Peripheral blood cytopenias result from a wide variety of infectious diseases and may significantly complicate the prognosis and outcome of those diseases. Infection with Gram-negative, LPS-negative members of the Anaplasmataceae family, including Anaplasma phagocytophilum and Ehrlichia muris, results in bi- or pancytopenia. The specific mechanisms responsible for the cytopenias are unknown.
Viruses and bacteria have profound yet often discrepant effects on bone marrow (BM) and circulating numbers of blood cells. Multiple line-age cytopenias (bi- and pancytopenia) are a frequent sequel of viral infections [1]. Different viruses can directly infect BM stromal cells or haematopoietic stem cells and/or modulate cytokine production by accessory cells. Infections with Gram-negative, LPS-positive bacteria result in an endotoxin-mediated, acute phase, proinflammatory cascade of events that result in granulocyte efflux from the BM, peripheral neutrophilia and BM hyperplasia [2]. In contrast, gram-negative, LPS-negative bacteria, including members of the Anaplasmataceae family, elicit a very different, poorly-characterised, cascade of events. Haematologic alterations in both natural and experimental infection include a marked thrombocytopenia, moderate leukopenia (lymphopenia and neutropenia) and mild to moderate, non-regenerative anaemia [3,4]. Cytopenias vary from profound and irreversible (for example, dogs with chronic E. canis infection) to moderate and transient. Paradoxically, although Anaplasma family organisms display cell tropism for specific haematopoietic cell lineages, infection, regardless of aetiologic agent, host species or cell target, is characterised by bicytopenia or, occasionally, pancytopenia. This suggests the potential for more global haematopoietic disturbances. We hypothesised that the cytopenias may be due in part to bacteria-induced haematopoietic suppression.

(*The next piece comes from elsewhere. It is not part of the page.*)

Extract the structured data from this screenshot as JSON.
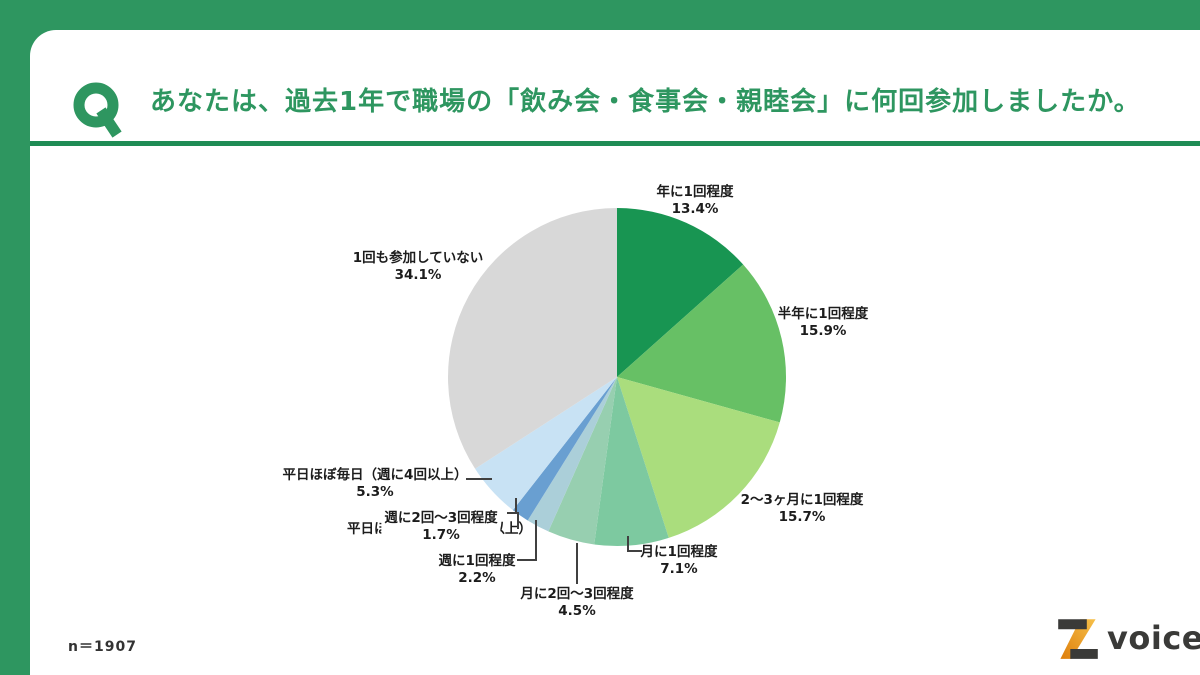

C57/Bl6 mice were infected intraperitoneally with E. muris and samples were collected on days 0–60 post-infection. C3H/HeN mice were infested with A. phagocytophilum-infected Ixodes scapularis nymphal ticks and sampled on days 0–21 post-infection. Blood samples were collected for a complete blood cell analysis and quantitative PCR for pathogen detection (A. phagocytophilum p44 DNA). BM was collected for haematopoietic colony-forming assays, cytology, histology and quantitative PCR. Cultured BM supernatants from A. phagocytophilum infected mice were collected for cytokine analysis.
Thrombocytopenia and anaemia (bicytopenia) developed in both E. muris and A. phagocytophilum-infected mice. Leukopenia was variable. A. phagocytophilum infection induced significant decreases in BM proliferation and differentiation from day 4 to day 21 post-infection, concurrent with the cytopenias (Fig. 1). E. muris infection resulted in a similarly dramatic decrease in BM proliferation and differentiation on days 8 to 14 post-infection. Decreases in BM haematopoietic production included all lineages. Haematopoietic colony forming assays are supplemented with cytokines and assess haematopoietic stem cell/progenitor cell activity in the absence of stromal cells. As such, findings support infection-induced alterations in stem cell differentiation, proliferation or mobilisation. Both thrombocytopenia and myelosuppression were more severe in mice infected with A. phagocytophilum via tick bite compared with mice infected intraperitoneally in previous studies. Thrombocytopenia did not correlate with pathogen burden in blood, as assessed by quantitative PCR, but was strongly correlated with BM colony numbers in A. phagocytophilum-infected mice. This temporal association suggests that rapid changes in BM may be contributing to alterations in circulating platelet numbers. Cytologic evaluation of BM revealed infection-induced lymphocyte depletion and a reciprocal granulocytic hyperplasia in both infection models, similar to kinetics noted in other models of inflammation [5]. In addition, A. phagocytophilum infection resulted in BM production of myelosuppressive chemokines, including the murine interleukin-8 homologues, macrophage inflammatory protein-2 and KC. Findings are compatible with previous work that demonstrated a predominance of myelosuppressive chemokines in human BM after A. phagocytophilum infection [6]. Anaplasma family pathogens appear to perturb normal haematopoiesis, resulting in shifts in BM cell populations and transient failure of haematopoietic colony formation, which may contribute to peripheral blood cytopenias.
Footnotes
The authors have declared no potential conflicts.